Savings How much money should you save in a month?
Bad times and strokes of fate can hit anyone. It is all the more important that you then have a financial cushion. How much should you save per month? And how much should one have on the high side at a certain age?
There are many good reasons to save: You are prepared for bottlenecks and major repairs, you remain financially independent in the future or you simply sleep more soundly. Last but not least, those who save cleverly can increase their wealth. But in order to do this, saving must first be addressed. We clarify important questions around the topic.
Building up reserves vs. Building up assets: What is "saving" actually?
To know how much you should save, you should know the occasion or. Know the goal. In principle, two types of savings can be distinguished:
1. Build up reserves: It should be clear to everyone that the washing machine will eventually give up the ghost or that the car will need a spare part at some point. Although these events always come as a surprise in everyday life, they are to a certain extent predictable. Other major cost items in everyday life are expensive purchases (e.g., car repairs).B. a new laptop) or a vacation trip. That is why it makes sense to create reserves that are earmarked precisely for such purposes. These reserves should be relatively freely and flexibly accessible, for example in a call money account.
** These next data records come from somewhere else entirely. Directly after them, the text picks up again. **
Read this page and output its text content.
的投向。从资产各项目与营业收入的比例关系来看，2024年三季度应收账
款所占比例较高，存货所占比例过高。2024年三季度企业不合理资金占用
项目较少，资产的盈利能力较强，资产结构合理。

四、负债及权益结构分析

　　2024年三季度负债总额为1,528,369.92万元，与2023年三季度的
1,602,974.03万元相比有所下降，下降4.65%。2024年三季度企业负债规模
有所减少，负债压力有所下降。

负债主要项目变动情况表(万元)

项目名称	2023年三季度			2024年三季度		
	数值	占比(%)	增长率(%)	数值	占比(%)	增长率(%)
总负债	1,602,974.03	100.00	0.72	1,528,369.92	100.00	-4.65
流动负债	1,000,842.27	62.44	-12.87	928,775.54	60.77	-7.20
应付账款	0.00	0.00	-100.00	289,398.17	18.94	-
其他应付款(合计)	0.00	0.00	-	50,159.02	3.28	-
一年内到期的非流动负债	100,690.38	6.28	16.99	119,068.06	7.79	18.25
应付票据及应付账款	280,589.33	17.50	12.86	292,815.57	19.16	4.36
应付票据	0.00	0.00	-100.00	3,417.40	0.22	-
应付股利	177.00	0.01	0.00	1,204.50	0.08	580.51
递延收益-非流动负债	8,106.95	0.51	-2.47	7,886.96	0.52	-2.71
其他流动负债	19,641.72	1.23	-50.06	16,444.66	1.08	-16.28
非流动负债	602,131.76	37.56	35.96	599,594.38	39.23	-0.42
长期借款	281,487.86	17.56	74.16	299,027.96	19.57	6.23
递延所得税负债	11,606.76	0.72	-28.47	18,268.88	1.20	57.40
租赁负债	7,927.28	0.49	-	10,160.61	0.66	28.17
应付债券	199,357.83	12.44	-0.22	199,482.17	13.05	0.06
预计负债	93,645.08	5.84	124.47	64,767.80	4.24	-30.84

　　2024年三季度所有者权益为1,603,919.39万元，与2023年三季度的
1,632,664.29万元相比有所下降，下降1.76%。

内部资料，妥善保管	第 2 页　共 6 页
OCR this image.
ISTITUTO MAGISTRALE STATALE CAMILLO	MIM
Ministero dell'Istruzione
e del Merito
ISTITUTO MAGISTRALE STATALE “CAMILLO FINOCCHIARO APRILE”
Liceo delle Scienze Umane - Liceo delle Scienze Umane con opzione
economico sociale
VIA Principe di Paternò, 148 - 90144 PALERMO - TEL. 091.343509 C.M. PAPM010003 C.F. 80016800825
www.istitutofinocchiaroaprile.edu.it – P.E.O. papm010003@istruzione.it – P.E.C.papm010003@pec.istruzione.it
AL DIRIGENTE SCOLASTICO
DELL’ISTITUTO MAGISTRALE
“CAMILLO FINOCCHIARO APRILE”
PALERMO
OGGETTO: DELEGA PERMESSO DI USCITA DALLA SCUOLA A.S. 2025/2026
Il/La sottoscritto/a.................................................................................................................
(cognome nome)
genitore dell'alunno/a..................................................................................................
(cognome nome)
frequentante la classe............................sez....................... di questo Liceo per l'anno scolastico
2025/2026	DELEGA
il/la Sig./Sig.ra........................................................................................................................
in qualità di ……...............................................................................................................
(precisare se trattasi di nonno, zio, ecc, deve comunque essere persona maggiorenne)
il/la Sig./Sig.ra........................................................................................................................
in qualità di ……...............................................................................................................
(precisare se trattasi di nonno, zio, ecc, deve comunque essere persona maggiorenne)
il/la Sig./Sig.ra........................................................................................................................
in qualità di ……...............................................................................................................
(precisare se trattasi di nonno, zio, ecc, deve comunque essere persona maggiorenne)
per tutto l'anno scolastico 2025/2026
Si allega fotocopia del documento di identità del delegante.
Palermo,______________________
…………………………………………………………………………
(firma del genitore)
2. Build up assets: If you save without earmarked consumption, it is usually to build wealth. The use is completely free or. assets should make life more pleasant in old age. Whether you’re aiming for financial independence or want to secure a nice extra for retirement: Building up a little wealth is never wrong. For this to work effectively, you should invest your money over a longer period, for example in funds and shares.
How much money should be saved per month?
When considering what savings rate makes sense, you must always keep in mind that one euro is worth different amounts to different people. Someone who earns 1200 euros net must budget quite differently than someone who has 5000 euros per month at his disposal.
In Germany, the savings rate has been between 9 and 13 percent for years, according to the Federal Statistical Office. Younger people up to the age of 54 save a little more on average, which can be explained by the fact that salaries increase in this period in the job and, for example, people invest in their own homes, which also counts towards the savings rate. Nevertheless, the statistics also show: Only the richer half of German households manage to save 10 percent or more. The bottom 20 percent even have negative savings rates on average, which means they incur debt. When asking about the savings rate, the purpose should also be taken into account. As a "nest egg" or. Reserves it is recommended to have at least three net monthly salaries on the high side. So, for example, if you earn 2000 euros net, you should have 6000 euros in a call money account, in case the car or washing machine breaks down.
To build those reserves and build wealth beyond that, a savings rate of 10 percent is a good marker for you to follow. Try to divide your income as follows:
- 60 percent for essentials like rent and food
- 30 percent for any expenses
- save 10 percent
For many people, it is still not possible to set aside 10 percent of their income. In this case, save as much as you can. Even 1 percent, 3 percent or 5 percent adds up to a good amount of savings over time, which can be huge in bad times. Your goal doesn’t have to be financial independence.
How much should you save for your old age?
Unfortunately, it is becoming increasingly important to make private provisions for old age instead of relying on the state pension. Here’s how much you should save for this:
- Ask yourself how much money you want to have available when you retire. The guideline is about 80 percent of the last net income. This one you can only guess at, of course.
- Aim to spend Financial cushion for 25 years at. So you are usually at least until your 90th birthday. financially secured for the first year of life.
- Start private retirement savingsas early as possible. The longer you save, the lower your monthly outlay will be.
- Your last monthly net income before retirement is 2400 euros. Of course you can only estimate this sum.
- 80 percent of that is around 1900 euros.
- Assume that your statutory pension will be around 1000 euros.
- So you have to be a Deficit of 900 euros per month balance or. a sum of 324.000 Euro to be secured for 30 years.
That this is not necessarily achievable by putting something in a savings account every month is obvious. To reach such sums, you need to invest your assets, for example in stocks and other profitable investment products.
Also, don’t forget in your deliberations that between the ages of 30 and 60, a home is often paid off in high installments. These expenses are likely to fall away in retirement and should be considered when it comes to how much money you need each month.